Secret professionnel et connaissance d'un crime

Ce qu'il faut retenir sur connaissance d'un crime et secret professionnel

- La législation n’oblige pas à révéler un crime dont un professionnel soumis au secret a eu connaissance dans le cadre de son travail.

- L’article 434-1 du code pénal sanctionne « quiconque ayant connaissance d'un crime dont il est encore possible de prévenir ou de limiter les effets, ou dont les auteurs sont susceptibles de commettre de nouveaux crimes qui pourraient être empêchés, de ne pas en informer les autorités judiciaires ou administratives est puni de trois ans d'emprisonnement et de 45 000 euros d'amende. »

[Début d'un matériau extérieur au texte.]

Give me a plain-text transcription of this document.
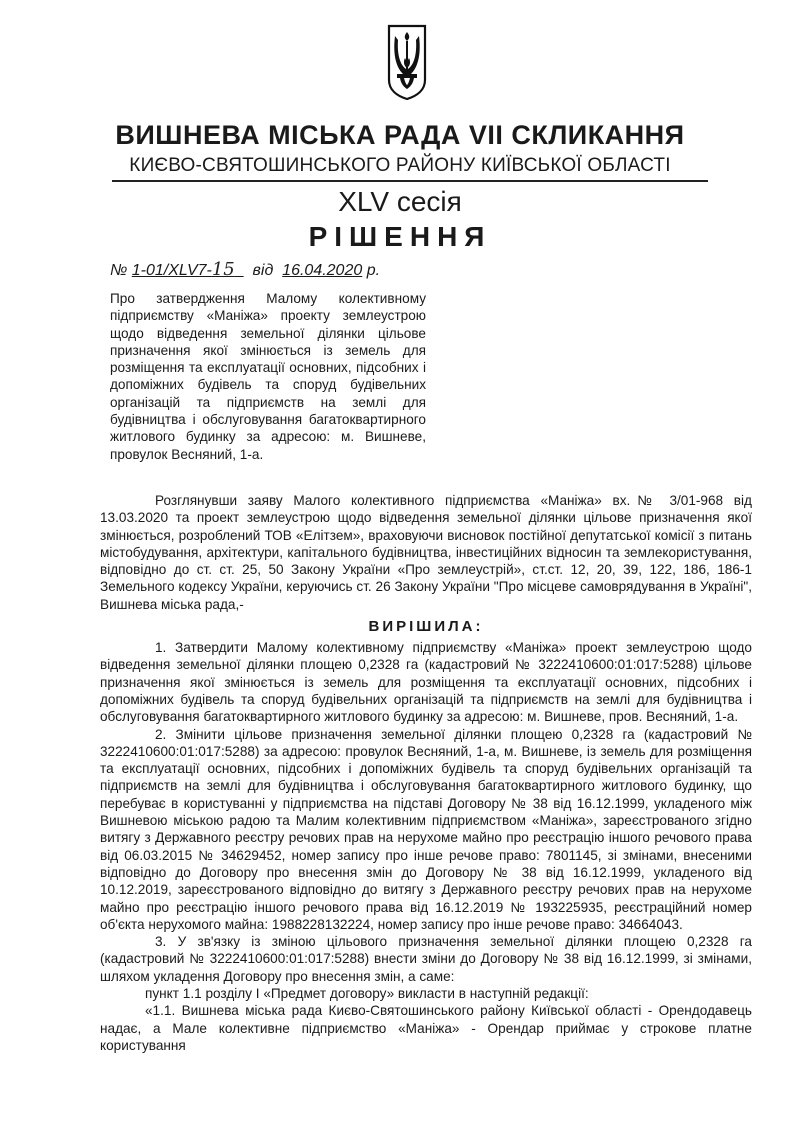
ВИШНЕВА МІСЬКА РАДА VII СКЛИКАННЯ
КИЄВО-СВЯТОШИНСЬКОГО РАЙОНУ КИЇВСЬКОЇ ОБЛАСТІ
XLV сесія
РІШЕННЯ
№ 1-01/XLV7-15 від 16.04.2020 р.
Про затвердження Малому колективному підприємству «Маніжа» проекту землеустрою щодо відведення земельної ділянки цільове призначення якої змінюється із земель для розміщення та експлуатації основних, підсобних і допоміжних будівель та споруд будівельних організацій та підприємств на землі для будівництва і обслуговування багатоквартирного житлового будинку за адресою: м. Вишневе, провулок Весняний, 1-а.

Розглянувши заяву Малого колективного підприємства «Маніжа» вх.№ 3/01-968 від 13.03.2020 та проект землеустрою щодо відведення земельної ділянки цільове призначення якої змінюється, розроблений ТОВ «Елітзем», враховуючи висновок постійної депутатської комісії з питань містобудування, архітектури, капітального будівництва, інвестиційних відносин та землекористування, відповідно до ст. ст. 25, 50 Закону України «Про землеустрій», ст.ст. 12, 20, 39, 122, 186, 186-1 Земельного кодексу України, керуючись ст. 26 Закону України "Про місцеве самоврядування в Україні", Вишнева міська рада,-

ВИРІШИЛА:

1. Затвердити Малому колективному підприємству «Маніжа» проект землеустрою щодо відведення земельної ділянки площею 0,2328 га (кадастровий № 3222410600:01:017:5288) цільове призначення якої змінюється із земель для розміщення та експлуатації основних, підсобних і допоміжних будівель та споруд будівельних організацій та підприємств на землі для будівництва і обслуговування багатоквартирного житлового будинку за адресою: м. Вишневе, пров. Весняний, 1-а.

2. Змінити цільове призначення земельної ділянки площею 0,2328 га (кадастровий № 3222410600:01:017:5288) за адресою: провулок Весняний, 1-а, м. Вишневе, із земель для розміщення та експлуатації основних, підсобних і допоміжних будівель та споруд будівельних організацій та підприємств на землі для будівництва і обслуговування багатоквартирного житлового будинку, що перебуває в користуванні у підприємства на підставі Договору № 38 від 16.12.1999, укладеного між Вишневою міською радою та Малим колективним підприємством «Маніжа», зареєстрованого згідно витягу з Державного реєстру речових прав на нерухоме майно про реєстрацію іншого речового права від 06.03.2015 № 34629452, номер запису про інше речове право: 7801145, зі змінами, внесеними відповідно до Договору про внесення змін до Договору № 38 від 16.12.1999, укладеного від 10.12.2019, зареєстрованого відповідно до витягу з Державного реєстру речових прав на нерухоме майно про реєстрацію іншого речового права від 16.12.2019 № 193225935, реєстраційний номер об'єкта нерухомого майна: 1988228132224, номер запису про інше речове право: 34664043.

3. У зв'язку із зміною цільового призначення земельної ділянки площею 0,2328 га (кадастровий № 3222410600:01:017:5288) внести зміни до Договору № 38 від 16.12.1999, зі змінами, шляхом укладення Договору про внесення змін, а саме:

пункт 1.1 розділу І «Предмет договору» викласти в наступній редакції:

«1.1. Вишнева міська рада Києво-Святошинського району Київської області - Орендодавець надає, а Мале колективне підприємство «Маніжа» - Орендар приймає у строкове платне користування
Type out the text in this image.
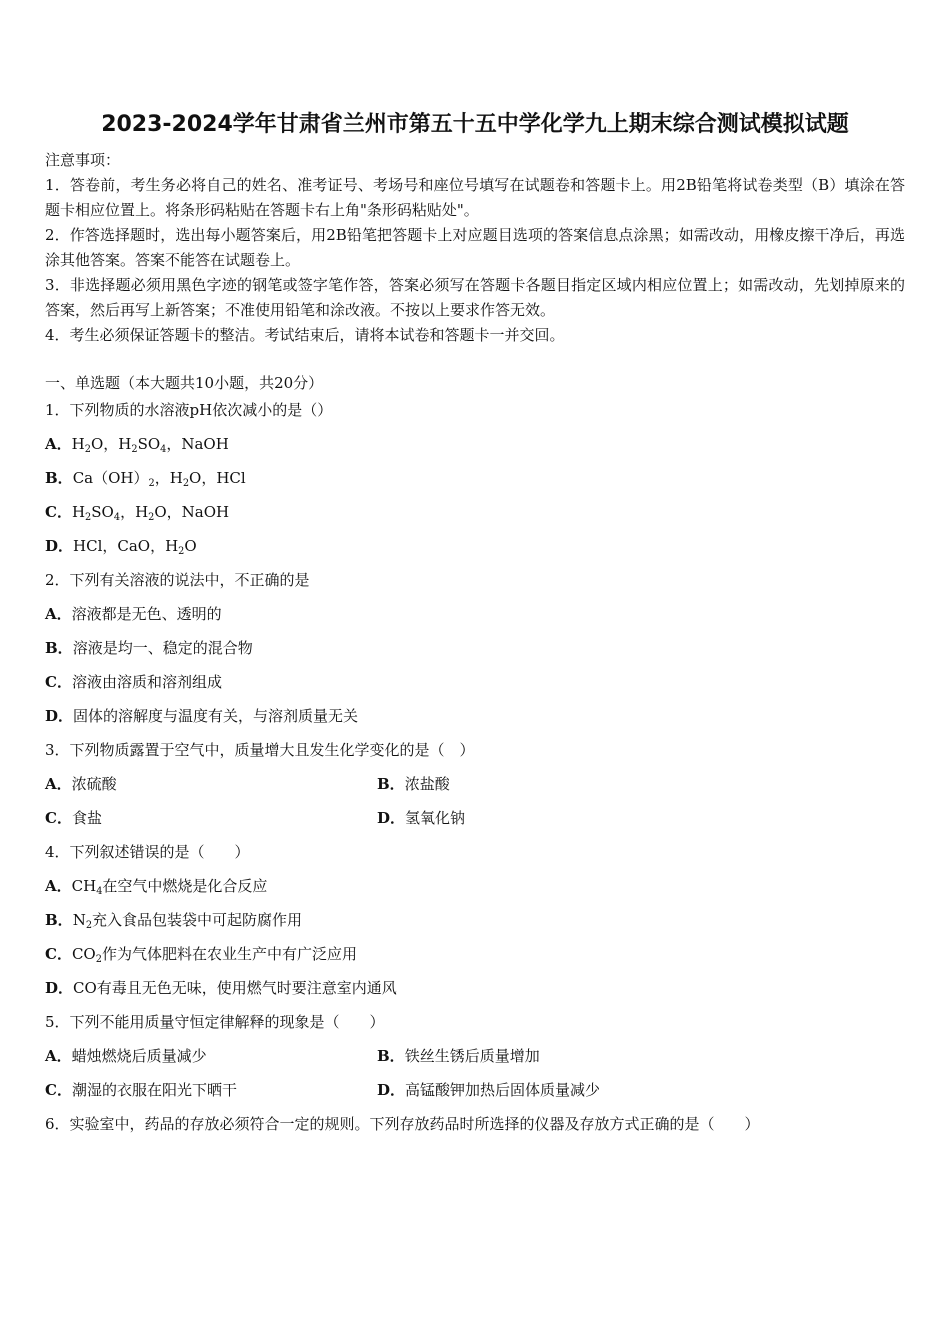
2023-2024学年甘肃省兰州市第五十五中学化学九上期末综合测试模拟试题

注意事项：

1．答卷前，考生务必将自己的姓名、准考证号、考场号和座位号填写在试题卷和答题卡上。用2B铅笔将试卷类型（B）填涂在答题卡相应位置上。将条形码粘贴在答题卡右上角"条形码粘贴处"。

2．作答选择题时，选出每小题答案后，用2B铅笔把答题卡上对应题目选项的答案信息点涂黑；如需改动，用橡皮擦干净后，再选涂其他答案。答案不能答在试题卷上。

3．非选择题必须用黑色字迹的钢笔或签字笔作答，答案必须写在答题卡各题目指定区域内相应位置上；如需改动，先划掉原来的答案，然后再写上新答案；不准使用铅笔和涂改液。不按以上要求作答无效。

4．考生必须保证答题卡的整洁。考试结束后，请将本试卷和答题卡一并交回。

一、单选题（本大题共10小题，共20分）
1．下列物质的水溶液pH依次减小的是（）
A．$H_2O$，$H_2SO_4$，NaOH
B．$Ca(OH)_2$，$H_2O$，HCl
C．$H_2SO_4$，$H_2O$，NaOH
D．HCl，CaO，$H_2O$
2．下列有关溶液的说法中，不正确的是
A．溶液都是无色、透明的
B．溶液是均一、稳定的混合物
C．溶液由溶质和溶剂组成
D．固体的溶解度与温度有关，与溶剂质量无关
3．下列物质露置于空气中，质量增大且发生化学变化的是（　）
A．浓硫酸	B．浓盐酸
C．食盐	D．氢氧化钠
4．下列叙述错误的是（　　）
A．$CH_4$在空气中燃烧是化合反应
B．$N_2$充入食品包装袋中可起防腐作用
C．$CO_2$作为气体肥料在农业生产中有广泛应用
D．CO有毒且无色无味，使用燃气时要注意室内通风
5．下列不能用质量守恒定律解释的现象是（　　）
A．蜡烛燃烧后质量减少	B．铁丝生锈后质量增加
C．潮湿的衣服在阳光下晒干	D．高锰酸钾加热后固体质量减少
6．实验室中，药品的存放必须符合一定的规则。下列存放药品时所选择的仪器及存放方式正确的是（　　）
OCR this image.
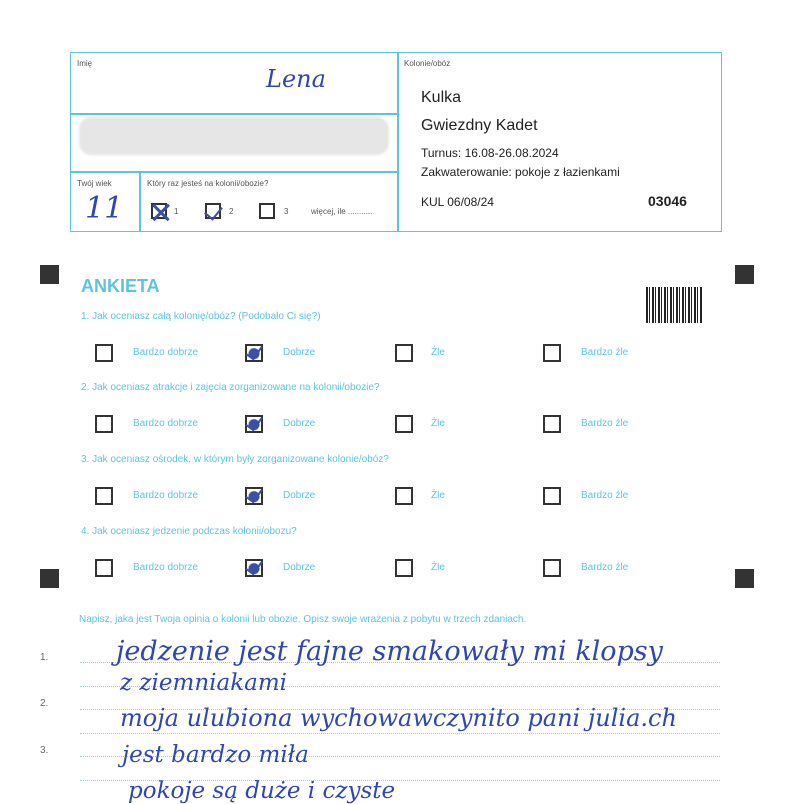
Imię
Lena
Twój wiek
11
Który raz jesteś na kolonii/obozie?
1	2	3	więcej, ile ...........
Kolonie/obóz
Kulka
Gwiezdny Kadet
Turnus: 16.08-26.08.2024
Zakwaterowanie: pokoje z łazienkami
KUL 06/08/24	03046
ANKIETA
1. Jak oceniasz całą kolonię/obóz? (Podobało Ci się?)
Bardzo dobrze	Dobrze	Źle	Bardzo źle
2. Jak oceniasz atrakcje i zajęcia zorganizowane na kolonii/obozie?
Bardzo dobrze	Dobrze	Źle	Bardzo źle
3. Jak oceniasz ośrodek, w którym były zorganizowane kolonie/obóz?
Bardzo dobrze	Dobrze	Źle	Bardzo źle
4. Jak oceniasz jedzenie podczas kolonii/obozu?
Bardzo dobrze	Dobrze	Źle	Bardzo źle
Napisz, jaka jest Twoja opinia o kolonii lub obozie. Opisz swoje wrażenia z pobytu w trzech zdaniach.
1.
2.
3.
jedzenie jest fajne smakowały mi klopsy
z ziemniakami
moja ulubiona wychowawczynito pani julia.ch
jest bardzo miła
pokoje są duże i czyste
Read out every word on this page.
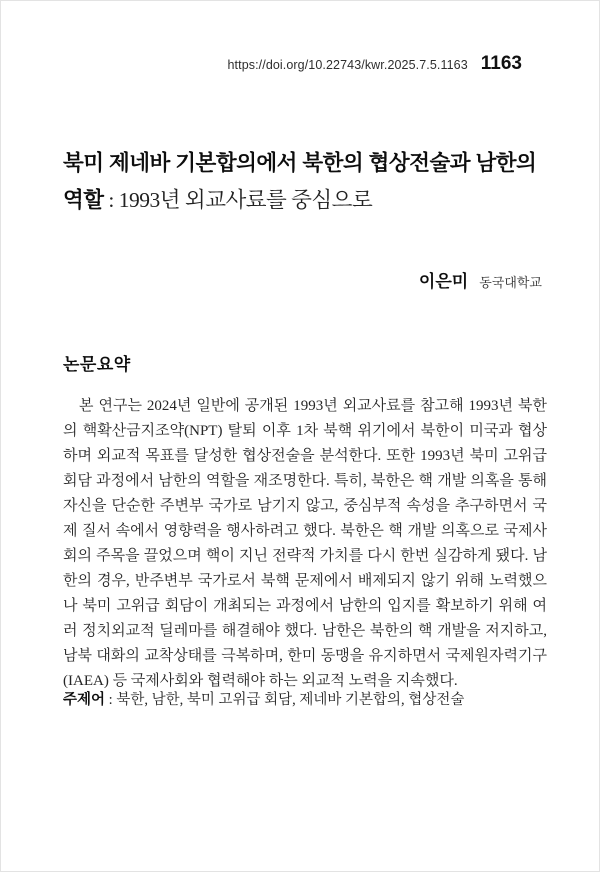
https://doi.org/10.22743/kwr.2025.7.5.1163 1163
북미 제네바 기본합의에서 북한의 협상전술과 남한의 역할 : 1993년 외교사료를 중심으로
이은미 동국대학교
논문요약

본 연구는 2024년 일반에 공개된 1993년 외교사료를 참고해 1993년 북한의 핵확산금지조약(NPT) 탈퇴 이후 1차 북핵 위기에서 북한이 미국과 협상하며 외교적 목표를 달성한 협상전술을 분석한다. 또한 1993년 북미 고위급 회담 과정에서 남한의 역할을 재조명한다. 특히, 북한은 핵 개발 의혹을 통해 자신을 단순한 주변부 국가로 남기지 않고, 중심부적 속성을 추구하면서 국제 질서 속에서 영향력을 행사하려고 했다. 북한은 핵 개발 의혹으로 국제사회의 주목을 끌었으며 핵이 지닌 전략적 가치를 다시 한번 실감하게 됐다. 남한의 경우, 반주변부 국가로서 북핵 문제에서 배제되지 않기 위해 노력했으나 북미 고위급 회담이 개최되는 과정에서 남한의 입지를 확보하기 위해 여러 정치외교적 딜레마를 해결해야 했다. 남한은 북한의 핵 개발을 저지하고, 남북 대화의 교착상태를 극복하며, 한미 동맹을 유지하면서 국제원자력기구(IAEA) 등 국제사회와 협력해야 하는 외교적 노력을 지속했다.

주제어 : 북한, 남한, 북미 고위급 회담, 제네바 기본합의, 협상전술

- Mais il précise que « Sont (…) exceptées des dispositions du premier alinéa [cité ci-dessus, ndr] les personnes astreintes au secret dans les conditions prévues par l'article 226-13. »

- Il existe donc pour les professionnels soumis au secret une exception à cette obligation, ce qui signifie qu’ils ne sont pas obligés par la loi à dénoncer les crimes. Pour autant, la révélation d’un crime n’est pas interdite par la loi. C’est au professionnel d’évaluer ce qu’il convient de faire.

- Cela peut, dans une première lecture, choquer moralement. Il s’agit de comprendre que, sur ce sujet comme sur les autres, nous avons une marge de manœuvre que nous laisse le législateur. Cette marge est donnée pour agir, quand c’est préférable pour la personne, autrement que par la révélation à une autorité. Les travailleurs sociaux ont à développer des actions auprès des publics qu’ils rencontrent et ne sont pas de simples citoyens face à d’autres citoyens : ils ont une fonction particulière dans la société.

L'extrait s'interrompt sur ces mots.